Strong documentation also helps SEO, improves your funnels, and will help reduce support tickets. But remember, documentation is an ongoing process. Keep a feedback loop open with your support team to deliver the best documentation possible at every stage.
- Unexpected Use Cases: Ideally, your API will be designed in a robust way that leaves zero room for error. But at scale, people will use your API in crazy ways that you might not imagine, so some margin of the unexpected is unavoidable. Try your best to prepare for less common scenarios as you are building your API..
- Consistency: Developers are logical people. They dislike inconsistencies, so do your best to avoid these. Carranza recommends managing your API the way you would manage any other product. When you’re building, pay very close attention to detail.

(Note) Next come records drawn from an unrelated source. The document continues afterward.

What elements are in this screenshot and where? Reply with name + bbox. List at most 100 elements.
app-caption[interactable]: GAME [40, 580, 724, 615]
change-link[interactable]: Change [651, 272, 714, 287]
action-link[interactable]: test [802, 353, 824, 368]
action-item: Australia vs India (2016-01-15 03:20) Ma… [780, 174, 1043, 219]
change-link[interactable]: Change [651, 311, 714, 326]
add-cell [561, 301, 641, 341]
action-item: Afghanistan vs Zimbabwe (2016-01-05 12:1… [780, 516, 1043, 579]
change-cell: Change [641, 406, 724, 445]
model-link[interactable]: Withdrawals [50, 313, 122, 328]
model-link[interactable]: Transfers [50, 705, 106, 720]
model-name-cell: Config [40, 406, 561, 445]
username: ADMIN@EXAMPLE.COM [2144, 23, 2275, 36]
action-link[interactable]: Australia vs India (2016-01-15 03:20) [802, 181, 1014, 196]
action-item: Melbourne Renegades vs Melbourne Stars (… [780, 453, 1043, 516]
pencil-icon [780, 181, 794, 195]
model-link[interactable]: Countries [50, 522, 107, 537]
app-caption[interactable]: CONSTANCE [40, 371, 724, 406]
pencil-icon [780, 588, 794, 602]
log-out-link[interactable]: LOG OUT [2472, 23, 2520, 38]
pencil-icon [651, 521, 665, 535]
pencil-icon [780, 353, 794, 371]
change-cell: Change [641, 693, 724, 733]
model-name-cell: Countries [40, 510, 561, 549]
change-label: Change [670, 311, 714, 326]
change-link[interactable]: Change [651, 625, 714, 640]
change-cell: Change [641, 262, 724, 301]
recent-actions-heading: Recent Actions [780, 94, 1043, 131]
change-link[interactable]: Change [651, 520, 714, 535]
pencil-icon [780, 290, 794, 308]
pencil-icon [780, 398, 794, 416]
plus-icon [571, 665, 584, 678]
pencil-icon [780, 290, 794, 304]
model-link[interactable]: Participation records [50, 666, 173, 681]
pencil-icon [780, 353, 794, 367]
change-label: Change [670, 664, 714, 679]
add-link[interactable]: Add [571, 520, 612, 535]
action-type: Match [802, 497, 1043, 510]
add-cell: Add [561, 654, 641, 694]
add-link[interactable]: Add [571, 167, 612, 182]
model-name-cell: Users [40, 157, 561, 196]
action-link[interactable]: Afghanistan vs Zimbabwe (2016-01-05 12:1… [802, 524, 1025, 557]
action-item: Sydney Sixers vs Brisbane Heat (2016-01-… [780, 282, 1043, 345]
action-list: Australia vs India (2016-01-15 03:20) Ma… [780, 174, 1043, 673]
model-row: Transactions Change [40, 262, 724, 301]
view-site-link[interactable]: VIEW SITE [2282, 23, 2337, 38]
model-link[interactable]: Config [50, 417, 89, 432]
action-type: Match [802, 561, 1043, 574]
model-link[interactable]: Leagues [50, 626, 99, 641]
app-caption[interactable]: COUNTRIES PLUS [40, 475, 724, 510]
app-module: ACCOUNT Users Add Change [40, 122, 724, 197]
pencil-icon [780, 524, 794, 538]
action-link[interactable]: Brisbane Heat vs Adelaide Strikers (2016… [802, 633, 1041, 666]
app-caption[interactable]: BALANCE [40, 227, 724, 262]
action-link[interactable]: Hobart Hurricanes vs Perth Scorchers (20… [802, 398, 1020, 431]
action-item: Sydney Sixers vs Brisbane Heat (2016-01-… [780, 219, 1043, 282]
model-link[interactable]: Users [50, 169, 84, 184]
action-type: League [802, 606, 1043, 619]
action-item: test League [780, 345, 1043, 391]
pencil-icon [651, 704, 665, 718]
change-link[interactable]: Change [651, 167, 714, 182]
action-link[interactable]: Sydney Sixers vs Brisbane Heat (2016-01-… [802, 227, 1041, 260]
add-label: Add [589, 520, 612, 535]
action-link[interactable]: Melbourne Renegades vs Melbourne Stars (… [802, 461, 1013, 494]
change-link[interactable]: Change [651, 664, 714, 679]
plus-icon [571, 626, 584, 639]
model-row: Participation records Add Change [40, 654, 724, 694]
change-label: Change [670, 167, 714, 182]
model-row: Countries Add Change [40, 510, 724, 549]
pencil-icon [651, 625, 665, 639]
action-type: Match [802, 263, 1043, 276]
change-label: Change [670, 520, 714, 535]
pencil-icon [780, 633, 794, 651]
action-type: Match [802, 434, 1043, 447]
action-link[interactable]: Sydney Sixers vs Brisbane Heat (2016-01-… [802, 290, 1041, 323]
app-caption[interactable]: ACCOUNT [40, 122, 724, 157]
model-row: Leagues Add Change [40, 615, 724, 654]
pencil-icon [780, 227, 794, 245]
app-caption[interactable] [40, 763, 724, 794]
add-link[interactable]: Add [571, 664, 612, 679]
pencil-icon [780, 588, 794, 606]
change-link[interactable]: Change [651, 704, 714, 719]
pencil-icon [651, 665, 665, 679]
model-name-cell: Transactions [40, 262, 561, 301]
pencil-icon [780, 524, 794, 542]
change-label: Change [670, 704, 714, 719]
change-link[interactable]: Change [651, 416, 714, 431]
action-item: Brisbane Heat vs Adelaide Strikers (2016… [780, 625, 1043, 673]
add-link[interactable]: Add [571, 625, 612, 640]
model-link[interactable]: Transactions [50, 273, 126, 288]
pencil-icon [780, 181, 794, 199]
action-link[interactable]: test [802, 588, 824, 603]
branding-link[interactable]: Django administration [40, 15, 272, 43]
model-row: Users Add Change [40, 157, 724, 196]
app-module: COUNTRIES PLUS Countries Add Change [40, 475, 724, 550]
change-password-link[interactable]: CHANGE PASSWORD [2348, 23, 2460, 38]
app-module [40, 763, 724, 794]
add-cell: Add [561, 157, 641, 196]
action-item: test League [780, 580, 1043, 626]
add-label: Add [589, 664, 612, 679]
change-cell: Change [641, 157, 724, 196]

- Depreciation: Sometimes, you might need to deprecate your API, but you must have a very strong, well-thought-out plan in place to do so. You don’t need to live with your mistakes forever, but existing customers should not be penalized. Encourage necessary upgrades, but support the old versions as long as you can.
- Internal vs. External Endpoints: Unified APIs are wonderful, but sometimes splitting them makes more sense. (E.g., sync vs. async operations, SDK vs. Developer API, SDK vs. Dashboard, etc.). Your guiding star should be the customer’s ease of use.
Part 2: Reliability
- On-Call Rotation: Set up your staff schedule as an on-call rotation, and don’t hesitate to implement it, even if you are in the early days of your business. Carranza mentions that they waited a bit too long to set on-call schedules in place at RevenueCat, but fortunately, they gleaned some valuable learnings from the experience. Carranza recommends that you create a fire drill document, conduct your post-mortems in a blame-free manner, automate as much as possible, and ideally aim for five or more people in rotation.
- Simplicity: Keep everything straightforward when building your API –– simple stack, simple architecture, simple infrastructure. Carranza emphasizes, “When you are designing something for scale, people tend to think, ‘Oh, I need to have this super complicated architecture to make sure that we scale.’ But the reality is that when you’re trying to find product-market fit, that probably shouldn’t be your concern.” Instead, the CTO suggests that you avoid adding new pieces of infrastructure until absolutely necessary. Simplicity in an API will make it easier to hire, onboard, gain deep knowledge about the tools, and ultimately, it will be easier to scale.
- Do Not Early Optimize: Wait to optimize because you might not know for sure where the bottleneck actually is. It could cost you lots of effort, and in the end, it might be useless if the real problem isn’t addressed. Always optimize for the most common case.
- Always Be Looking For the Next Bottleneck: Be proactive, monitor, and stay on top of predicting the next bottleneck and single points of failure. Plan and rehearse any migrations.
- Limits: Nothing is entirely infinite, so it’s better to plan and think about it earlier. Consider things like rate limits, field lengths, metadata size, etc. Since it’s challenging to predict, it’s easier to increase than to decrease once you have users.
- Treat your API as you would any other product.
- Always put developers first. Make them want to use your API.
- Once developers are using it, consistency and reliability are essential for success.